Из "Encyclopedia of Indo-European Culture", о келтским језицима:
Generally, the archaeological evidence for continuity can be traced further to the late Bronze Age Urnfield culture of the thirteenth century BC and even earlier but with a decreasing sense of linguistic utility. It is clear from the Celtic languages that they shared common words for 'iron' and other technological items (“shield', 'caldron', etc.) that they are unlikely to have encountered anywhere prior to the Urnfield or late Bronze Age. Moreover, the Golasecca culture of north-west Italy is part of the general Urnfield phenomenon and there is some evidence of the spread of the urnfields into northwest Iberia as well. Hence, the initial spread of the Celtic languages may have begun during the late Bronze Age and involved some population movements and later migrations are suspected for the Iron Age. But major shifts in populations are not envisaged: analysis of skeletal remains from the Hallstatt and La Tene, for example, point to broad homogeneity among western and central European populations with more marked differences between them and those of the British Isles. Similarly, it has not been possible to discem any particularly genetic features which are shared by all of the main Celtic-Speaking populations, even in the British Isles. Here the physical and genetic composition of the Celtic populations has generally been regarded as merely “residual" or “peripheral" European rather than particularly derived from some continental Celtic “homeland". For this reason
archaeologists in western Europe have also emphasized other social processes that may have led to the spread of the Celtic languages. The establishment of Bronze Age hillforts and later centers of Iron Age chieftains has been viewed as providing
an arena for language change and diffusion with varieties of Celtic expanding along marriage networks between the social elites (vaguely like French among the Russian nobility of the early nineteenth century) or via travelling craftsmen who received the patronage of such elites. lt has even been suggested that Celtic may have served as something of a pidgin or lingua franca among the trade-routes of western Europe.

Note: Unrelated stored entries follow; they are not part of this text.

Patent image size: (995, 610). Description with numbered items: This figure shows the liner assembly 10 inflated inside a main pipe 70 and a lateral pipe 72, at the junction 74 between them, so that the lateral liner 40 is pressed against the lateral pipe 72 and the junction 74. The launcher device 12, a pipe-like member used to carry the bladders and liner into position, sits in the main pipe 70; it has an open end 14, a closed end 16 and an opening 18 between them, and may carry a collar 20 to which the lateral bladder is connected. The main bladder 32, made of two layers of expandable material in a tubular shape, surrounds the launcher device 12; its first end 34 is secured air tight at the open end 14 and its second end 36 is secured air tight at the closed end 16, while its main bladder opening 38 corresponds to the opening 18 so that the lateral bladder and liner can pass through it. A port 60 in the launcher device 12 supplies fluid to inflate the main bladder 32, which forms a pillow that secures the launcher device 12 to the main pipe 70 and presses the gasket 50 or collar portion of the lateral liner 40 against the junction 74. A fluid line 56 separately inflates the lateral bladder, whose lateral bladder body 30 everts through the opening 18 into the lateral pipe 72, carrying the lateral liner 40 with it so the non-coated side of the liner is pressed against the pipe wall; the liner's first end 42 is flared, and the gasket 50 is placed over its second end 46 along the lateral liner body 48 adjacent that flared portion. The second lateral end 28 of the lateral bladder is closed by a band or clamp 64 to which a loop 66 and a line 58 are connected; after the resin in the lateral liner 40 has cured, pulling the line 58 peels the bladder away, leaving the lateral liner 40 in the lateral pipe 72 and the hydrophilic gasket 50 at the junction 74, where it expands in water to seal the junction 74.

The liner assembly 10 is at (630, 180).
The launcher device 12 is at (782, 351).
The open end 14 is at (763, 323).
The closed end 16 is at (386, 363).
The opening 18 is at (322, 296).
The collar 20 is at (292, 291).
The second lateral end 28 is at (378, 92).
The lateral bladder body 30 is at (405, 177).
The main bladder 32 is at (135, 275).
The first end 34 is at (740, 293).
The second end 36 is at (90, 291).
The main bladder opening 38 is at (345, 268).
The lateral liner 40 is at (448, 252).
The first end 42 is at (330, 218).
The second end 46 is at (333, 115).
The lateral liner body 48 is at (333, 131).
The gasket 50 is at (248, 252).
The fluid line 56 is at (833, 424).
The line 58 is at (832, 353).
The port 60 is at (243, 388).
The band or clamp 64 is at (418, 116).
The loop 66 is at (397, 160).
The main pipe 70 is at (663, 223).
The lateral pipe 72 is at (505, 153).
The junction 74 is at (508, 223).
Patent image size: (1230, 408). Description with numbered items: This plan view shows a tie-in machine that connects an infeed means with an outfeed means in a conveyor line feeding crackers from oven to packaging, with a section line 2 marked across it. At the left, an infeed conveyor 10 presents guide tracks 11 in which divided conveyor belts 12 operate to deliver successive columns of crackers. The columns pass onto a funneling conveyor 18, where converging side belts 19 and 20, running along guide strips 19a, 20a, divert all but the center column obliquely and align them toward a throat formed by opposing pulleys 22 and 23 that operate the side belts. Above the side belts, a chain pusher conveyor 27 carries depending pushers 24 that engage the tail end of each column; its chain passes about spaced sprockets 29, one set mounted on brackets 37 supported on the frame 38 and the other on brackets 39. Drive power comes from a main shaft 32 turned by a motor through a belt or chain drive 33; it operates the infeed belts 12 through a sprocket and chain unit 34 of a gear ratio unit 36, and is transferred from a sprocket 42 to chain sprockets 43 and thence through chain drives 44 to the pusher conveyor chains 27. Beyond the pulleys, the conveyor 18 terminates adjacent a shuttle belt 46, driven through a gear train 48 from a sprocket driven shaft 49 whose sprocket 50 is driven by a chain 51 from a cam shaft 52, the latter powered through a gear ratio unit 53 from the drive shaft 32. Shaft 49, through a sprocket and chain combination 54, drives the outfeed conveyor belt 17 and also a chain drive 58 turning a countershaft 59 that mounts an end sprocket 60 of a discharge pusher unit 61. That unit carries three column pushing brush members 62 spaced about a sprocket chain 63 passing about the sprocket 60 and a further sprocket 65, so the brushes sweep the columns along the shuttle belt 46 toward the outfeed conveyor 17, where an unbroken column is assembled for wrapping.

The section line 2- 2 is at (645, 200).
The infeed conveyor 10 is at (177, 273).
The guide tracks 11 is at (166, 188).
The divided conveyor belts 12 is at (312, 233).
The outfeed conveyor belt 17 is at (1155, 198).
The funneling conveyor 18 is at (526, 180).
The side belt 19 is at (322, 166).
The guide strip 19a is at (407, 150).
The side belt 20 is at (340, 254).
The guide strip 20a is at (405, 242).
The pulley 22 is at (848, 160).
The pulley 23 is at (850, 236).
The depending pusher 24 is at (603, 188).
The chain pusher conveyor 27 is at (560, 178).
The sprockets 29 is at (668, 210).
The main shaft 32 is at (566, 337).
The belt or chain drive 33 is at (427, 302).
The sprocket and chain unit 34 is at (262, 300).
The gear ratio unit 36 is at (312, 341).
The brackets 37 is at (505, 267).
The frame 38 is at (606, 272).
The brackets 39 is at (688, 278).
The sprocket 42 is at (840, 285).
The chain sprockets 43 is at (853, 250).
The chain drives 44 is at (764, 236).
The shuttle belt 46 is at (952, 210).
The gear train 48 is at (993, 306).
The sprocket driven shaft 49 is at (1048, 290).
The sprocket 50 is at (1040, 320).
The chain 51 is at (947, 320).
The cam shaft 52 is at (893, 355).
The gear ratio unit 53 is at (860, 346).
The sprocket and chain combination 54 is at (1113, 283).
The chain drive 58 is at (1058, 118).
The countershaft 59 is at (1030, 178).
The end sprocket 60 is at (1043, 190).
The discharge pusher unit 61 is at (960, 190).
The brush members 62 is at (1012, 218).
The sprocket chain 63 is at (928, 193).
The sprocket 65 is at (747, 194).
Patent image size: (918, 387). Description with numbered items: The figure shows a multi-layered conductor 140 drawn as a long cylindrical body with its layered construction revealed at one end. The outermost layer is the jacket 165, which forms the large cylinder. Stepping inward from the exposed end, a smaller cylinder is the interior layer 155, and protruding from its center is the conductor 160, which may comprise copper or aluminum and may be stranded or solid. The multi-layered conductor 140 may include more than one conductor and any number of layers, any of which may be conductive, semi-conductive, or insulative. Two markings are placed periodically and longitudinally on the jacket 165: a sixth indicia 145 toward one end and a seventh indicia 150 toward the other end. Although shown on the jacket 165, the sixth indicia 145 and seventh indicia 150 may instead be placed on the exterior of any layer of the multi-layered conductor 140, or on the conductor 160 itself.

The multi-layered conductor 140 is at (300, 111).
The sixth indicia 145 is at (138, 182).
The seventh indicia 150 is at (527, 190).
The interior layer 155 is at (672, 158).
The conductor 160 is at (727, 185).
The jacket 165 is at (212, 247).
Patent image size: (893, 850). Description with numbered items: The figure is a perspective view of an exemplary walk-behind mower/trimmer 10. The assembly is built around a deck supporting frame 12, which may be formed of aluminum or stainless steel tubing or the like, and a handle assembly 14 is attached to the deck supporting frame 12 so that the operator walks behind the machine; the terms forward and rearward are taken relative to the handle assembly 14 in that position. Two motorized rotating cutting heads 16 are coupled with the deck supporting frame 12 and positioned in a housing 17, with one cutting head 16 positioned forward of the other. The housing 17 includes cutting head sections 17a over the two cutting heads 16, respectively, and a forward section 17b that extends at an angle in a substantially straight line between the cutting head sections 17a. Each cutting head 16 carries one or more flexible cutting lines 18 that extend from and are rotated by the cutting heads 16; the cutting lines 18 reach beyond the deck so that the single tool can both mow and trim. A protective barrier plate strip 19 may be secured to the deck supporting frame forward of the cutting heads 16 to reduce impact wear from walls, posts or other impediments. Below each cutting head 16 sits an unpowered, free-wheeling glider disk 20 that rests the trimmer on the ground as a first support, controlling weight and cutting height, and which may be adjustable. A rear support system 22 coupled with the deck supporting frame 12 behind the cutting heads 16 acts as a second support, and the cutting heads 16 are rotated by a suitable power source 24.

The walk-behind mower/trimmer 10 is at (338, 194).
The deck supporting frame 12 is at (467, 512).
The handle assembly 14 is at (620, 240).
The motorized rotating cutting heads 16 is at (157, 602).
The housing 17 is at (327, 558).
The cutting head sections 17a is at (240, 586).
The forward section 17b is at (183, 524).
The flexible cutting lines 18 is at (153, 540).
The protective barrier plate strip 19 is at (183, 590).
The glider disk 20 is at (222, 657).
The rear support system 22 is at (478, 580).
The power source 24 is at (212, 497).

This latter theory, however, seems most unlikely as pidgins are characterized by brusque simplification of grammar, a feature that is hardly supported by both the conservatism of reconstructed Common Celtic and the complicated evolution that some of the Celtic languages took, such as Old Irish with its augmentation of the existing verbal forms.
Finally, there are those who hold to a theory of Indo-European origins that would seek the roots of all IE Stocks in Europe in the spread of the agricultural economy from the Near East. Such a model would have the (Proto-) Celtic stock emerging out of the languages of the Neolithic inhabitants of western Europe during the period с 5000–4000 BC. This model, however, seems most unlikely given the general similarity of all the Celtic languages with one another that we find with the first inscriptional evidence, e.g., the Old Irish expression 'the women' would be rendered inna mná which, were we to find it on an ogham inscription of the fourth- seventh century AD, would have been written *indás mnás, the precise form that we do find it on a Gaulish inscription of c 100 AD. It is most improbable that the (Proto-) Celts were able to maintain parallel linguistic development from Ireland across western continental Europe from the beginning of the Neolithic to the historical period, a time-span on the order of four thousand years. For this reason, linguists have generally confined the search for the Proto-Celts to the later Bronze Age (c 1200 BC onwards) or the lron Age."